De Nederlandse overheid spreekt veel te gemakkelijk over het idee dat Nederland oorlog zou moeten voeren. Geweld is op geen enkele manier een middel om een conflict in te gaan en al helemaal niet om een conflict te beëindigen. Dat schrijft de Algemene Doopsgezinde Sociëteit in een open brief aan de Nederlandse regering.
‘Het bombarderen van doelen op de grond zal niet kunnen zonder het verlies van mensenlevens, levens van mensen die vaak niets met het conflict te maken hebben’, schrijven voorzitter Frans Dukers en algemeen secretaris Henk Stenvers.
Tijdens een bezoek van een delegatie van de Raad van Kerken aan de doopsgezinden in Amsterdam kwam het thema al aan de orde. De doopsgezinde kerkleiding wees toen op ervaringen in Indonesië, waar men met vreedzame middelen transities wist door te zetten. Met de brief distantieert men zich van een mogelijk besluit van het kabinet-Rutte, indien men in januari het plan doorvoert om alsnog straaljagers in te zetten in het luchtruim van Syrië. ‘Een regering die deze conflicten met geweld wil oplossen, doet dit niet namens ons’, aldus de brief.
Hieronder volgt de tekst van de open brief aan de Nederlandse regering
Geachte excellenties, geachte volksvertegenwoordigers,
Met stijgende verontrusting verneemt het bestuur van de doopsgezinde geloofsgemeenschap in Nederland het gemak waarmee bewindslieden uit de Nederlandse regering en anderen woorden als oorlog in de mond nemen en ook het gemak waarmee het bombarderen van IS-stellingen als dwingende mogelijkheid wordt voorgesteld.
De doopsgezinde geloofsgemeenschap heeft vanouds het vredesgetuigenis van eminent belang gevonden om de conflicten die er in de wereld zijn te benaderen. Geweld ziet zij niet als middel om conflicten in te gaan, laat staan om conflicten te beëindigen. Welk vredesproces dan ook: politiek, menselijk, godsdienstig, het zal niet met geweld tot stand kunnen komen.
Het bombarderen van doelen op de grond zal niet kunnen zonder het verlies van mensenlevens, levens van mensen die vaak niets met het conflict te maken hebben.

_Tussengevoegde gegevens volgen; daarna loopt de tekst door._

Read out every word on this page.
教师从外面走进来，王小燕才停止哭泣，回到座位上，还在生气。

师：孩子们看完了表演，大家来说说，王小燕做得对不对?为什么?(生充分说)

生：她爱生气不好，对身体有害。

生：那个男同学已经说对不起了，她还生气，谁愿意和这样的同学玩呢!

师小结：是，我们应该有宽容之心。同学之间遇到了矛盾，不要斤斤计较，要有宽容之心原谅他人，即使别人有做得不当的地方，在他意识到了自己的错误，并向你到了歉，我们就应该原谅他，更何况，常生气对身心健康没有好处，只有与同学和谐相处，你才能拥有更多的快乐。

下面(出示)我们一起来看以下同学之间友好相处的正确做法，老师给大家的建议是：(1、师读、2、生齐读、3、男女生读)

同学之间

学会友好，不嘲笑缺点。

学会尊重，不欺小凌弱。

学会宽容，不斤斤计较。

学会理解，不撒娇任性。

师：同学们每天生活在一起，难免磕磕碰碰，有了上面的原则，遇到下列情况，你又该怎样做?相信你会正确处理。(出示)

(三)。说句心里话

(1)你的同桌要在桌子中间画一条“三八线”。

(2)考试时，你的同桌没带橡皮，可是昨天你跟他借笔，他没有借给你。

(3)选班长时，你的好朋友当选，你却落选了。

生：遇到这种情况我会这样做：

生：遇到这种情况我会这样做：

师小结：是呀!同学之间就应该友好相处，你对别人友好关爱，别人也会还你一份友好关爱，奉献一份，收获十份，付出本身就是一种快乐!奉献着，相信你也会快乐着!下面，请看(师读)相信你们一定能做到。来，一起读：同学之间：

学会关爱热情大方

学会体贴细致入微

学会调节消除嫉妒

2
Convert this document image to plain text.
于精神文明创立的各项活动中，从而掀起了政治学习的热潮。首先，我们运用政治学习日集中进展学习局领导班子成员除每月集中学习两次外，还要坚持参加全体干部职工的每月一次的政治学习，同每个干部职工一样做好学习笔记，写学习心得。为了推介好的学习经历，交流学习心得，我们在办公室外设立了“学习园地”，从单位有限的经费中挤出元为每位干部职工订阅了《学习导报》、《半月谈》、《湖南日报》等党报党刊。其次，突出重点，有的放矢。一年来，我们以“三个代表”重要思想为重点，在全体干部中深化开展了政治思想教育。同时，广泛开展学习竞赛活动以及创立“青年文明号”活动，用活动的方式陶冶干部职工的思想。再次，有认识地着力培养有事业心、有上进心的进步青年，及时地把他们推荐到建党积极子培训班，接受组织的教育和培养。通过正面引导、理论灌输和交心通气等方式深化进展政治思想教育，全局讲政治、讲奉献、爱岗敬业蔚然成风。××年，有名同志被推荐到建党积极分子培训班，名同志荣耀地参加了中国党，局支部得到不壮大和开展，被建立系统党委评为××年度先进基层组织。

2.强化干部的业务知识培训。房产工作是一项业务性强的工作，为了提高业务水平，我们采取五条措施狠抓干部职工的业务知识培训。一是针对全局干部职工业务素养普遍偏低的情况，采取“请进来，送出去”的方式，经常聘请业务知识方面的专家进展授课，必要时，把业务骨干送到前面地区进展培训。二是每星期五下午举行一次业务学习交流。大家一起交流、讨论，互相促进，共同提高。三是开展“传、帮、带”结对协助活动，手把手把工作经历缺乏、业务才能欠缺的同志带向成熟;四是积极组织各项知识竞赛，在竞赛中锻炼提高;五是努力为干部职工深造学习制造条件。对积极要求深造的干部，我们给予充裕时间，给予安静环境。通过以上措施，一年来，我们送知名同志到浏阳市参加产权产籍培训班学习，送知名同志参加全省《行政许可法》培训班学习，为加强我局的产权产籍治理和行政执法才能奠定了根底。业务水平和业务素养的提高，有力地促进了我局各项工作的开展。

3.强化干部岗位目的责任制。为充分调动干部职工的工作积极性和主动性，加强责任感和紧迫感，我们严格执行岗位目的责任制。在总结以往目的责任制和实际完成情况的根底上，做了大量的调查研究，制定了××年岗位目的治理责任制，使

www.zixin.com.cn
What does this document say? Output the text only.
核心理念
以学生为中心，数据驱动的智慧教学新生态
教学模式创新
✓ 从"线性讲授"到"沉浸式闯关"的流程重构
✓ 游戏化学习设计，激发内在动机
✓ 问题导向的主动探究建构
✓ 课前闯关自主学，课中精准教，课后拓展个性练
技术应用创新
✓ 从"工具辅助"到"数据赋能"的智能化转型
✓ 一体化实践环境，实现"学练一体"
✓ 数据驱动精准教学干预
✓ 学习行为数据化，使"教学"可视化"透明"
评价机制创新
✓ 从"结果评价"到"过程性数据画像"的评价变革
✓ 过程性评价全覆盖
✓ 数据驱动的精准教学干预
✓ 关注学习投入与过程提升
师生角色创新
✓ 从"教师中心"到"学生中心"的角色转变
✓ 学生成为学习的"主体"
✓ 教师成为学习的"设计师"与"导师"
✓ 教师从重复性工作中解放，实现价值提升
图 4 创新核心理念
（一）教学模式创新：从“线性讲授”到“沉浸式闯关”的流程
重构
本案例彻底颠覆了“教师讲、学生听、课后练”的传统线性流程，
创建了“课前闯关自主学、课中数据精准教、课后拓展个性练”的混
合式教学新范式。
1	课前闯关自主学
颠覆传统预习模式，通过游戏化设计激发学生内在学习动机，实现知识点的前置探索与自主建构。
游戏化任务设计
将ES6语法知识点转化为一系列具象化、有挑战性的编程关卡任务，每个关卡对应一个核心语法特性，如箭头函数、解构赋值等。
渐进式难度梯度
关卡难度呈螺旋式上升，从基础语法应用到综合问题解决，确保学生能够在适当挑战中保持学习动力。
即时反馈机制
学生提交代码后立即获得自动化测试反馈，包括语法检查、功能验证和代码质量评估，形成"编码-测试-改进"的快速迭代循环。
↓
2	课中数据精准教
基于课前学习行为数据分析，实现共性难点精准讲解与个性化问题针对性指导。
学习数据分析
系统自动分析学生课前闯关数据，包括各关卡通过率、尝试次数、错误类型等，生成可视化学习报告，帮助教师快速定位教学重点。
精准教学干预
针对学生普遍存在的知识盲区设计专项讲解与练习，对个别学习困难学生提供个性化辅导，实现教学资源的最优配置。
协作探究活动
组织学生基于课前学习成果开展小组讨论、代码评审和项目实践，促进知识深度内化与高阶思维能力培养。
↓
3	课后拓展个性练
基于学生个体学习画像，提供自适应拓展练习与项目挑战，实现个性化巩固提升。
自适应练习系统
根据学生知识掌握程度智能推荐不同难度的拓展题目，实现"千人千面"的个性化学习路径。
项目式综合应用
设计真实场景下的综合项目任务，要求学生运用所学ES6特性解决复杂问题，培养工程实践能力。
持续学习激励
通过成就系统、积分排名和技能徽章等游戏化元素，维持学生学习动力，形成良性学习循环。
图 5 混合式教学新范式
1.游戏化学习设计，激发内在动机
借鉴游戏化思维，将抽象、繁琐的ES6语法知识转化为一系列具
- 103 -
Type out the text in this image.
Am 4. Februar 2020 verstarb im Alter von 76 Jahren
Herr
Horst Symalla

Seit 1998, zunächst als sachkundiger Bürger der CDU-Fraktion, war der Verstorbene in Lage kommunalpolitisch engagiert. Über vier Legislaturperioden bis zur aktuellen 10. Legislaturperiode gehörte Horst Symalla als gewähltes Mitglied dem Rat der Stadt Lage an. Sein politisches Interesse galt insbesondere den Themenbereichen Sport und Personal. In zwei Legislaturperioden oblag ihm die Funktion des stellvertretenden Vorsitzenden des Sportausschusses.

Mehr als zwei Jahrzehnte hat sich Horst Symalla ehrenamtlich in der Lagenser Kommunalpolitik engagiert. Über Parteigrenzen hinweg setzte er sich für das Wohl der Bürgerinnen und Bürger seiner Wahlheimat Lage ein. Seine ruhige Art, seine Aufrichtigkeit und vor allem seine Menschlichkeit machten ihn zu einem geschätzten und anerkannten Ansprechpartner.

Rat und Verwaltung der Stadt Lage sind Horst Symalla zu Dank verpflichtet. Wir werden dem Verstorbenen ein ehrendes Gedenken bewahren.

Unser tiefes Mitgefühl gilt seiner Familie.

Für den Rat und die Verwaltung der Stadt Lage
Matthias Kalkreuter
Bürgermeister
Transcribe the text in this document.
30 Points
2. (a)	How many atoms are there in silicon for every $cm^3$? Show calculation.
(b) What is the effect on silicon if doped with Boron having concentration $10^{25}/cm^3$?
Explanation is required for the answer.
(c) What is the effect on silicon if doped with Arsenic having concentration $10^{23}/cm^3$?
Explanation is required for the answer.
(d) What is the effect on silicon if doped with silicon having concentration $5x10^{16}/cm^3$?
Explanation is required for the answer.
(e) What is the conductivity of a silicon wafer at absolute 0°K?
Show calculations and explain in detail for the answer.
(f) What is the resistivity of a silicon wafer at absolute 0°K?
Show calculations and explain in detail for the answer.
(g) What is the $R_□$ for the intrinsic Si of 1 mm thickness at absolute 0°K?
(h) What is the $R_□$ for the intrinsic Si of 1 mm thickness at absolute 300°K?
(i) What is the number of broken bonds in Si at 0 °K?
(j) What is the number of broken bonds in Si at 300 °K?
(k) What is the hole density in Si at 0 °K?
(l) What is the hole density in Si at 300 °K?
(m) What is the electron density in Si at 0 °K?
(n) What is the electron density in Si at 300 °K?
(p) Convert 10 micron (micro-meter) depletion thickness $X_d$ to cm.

Wij zien de ernstige gevolgen van de gewelddadige aanslagen in Syrië en Irak en buiten Syrië tot in Europa toe. Wij begrijpen ook de verontwaardiging daarover.
Ook wij kunnen geen enkel begrip opbrengen voor de door IS en andere groepen gepleegde verschrikkelijke aanslagen, executies, vervolging en onderdrukking. Maar wij beseffen ook dat de conflicten in het Midden-Oosten, die al zovele jaren in hevigheid worden gevoerd en die vele slachtoffers met zich meebrengen, niet eenvoudig op te lossen zijn.
Wij geven in overweging om niet dezelfde middelen te gebruiken als de tegenstanders die bestreden worden. In onze samenleving moet het mogelijk zijn om vreedzame middelen te gebruiken, die mensen bij elkaar brengen en niet nog verder uit elkaar drijven.
Voor de mensen in het Midden-Oosten, met name in Syrië, Irak, Libanon, Jordanië en Turkije zijn politieke en humane stappen nodig, die vertrouwen wekken, en die de basis kunnen zijn van een toekomst in deze landen, het liefst gebouwd op democratie en het respecteren van mensenrechten. Hulpwerk voor de slachtoffers van dit drama, steun aan organisaties die dit nastreven en het stimuleren van dialoog tussen de partijen zouden kernen van beleid behoren te zijn in plaats van de retoriek van oorlogstaal.
Een regering die spreekt in termen van oorlog, spreekt niet namens ons.
Een regering die deze conflicten met geweld wil oplossen, doet dit niet namens ons.
Het bestuur van de Algemene Doopsgezinde Sociëteit.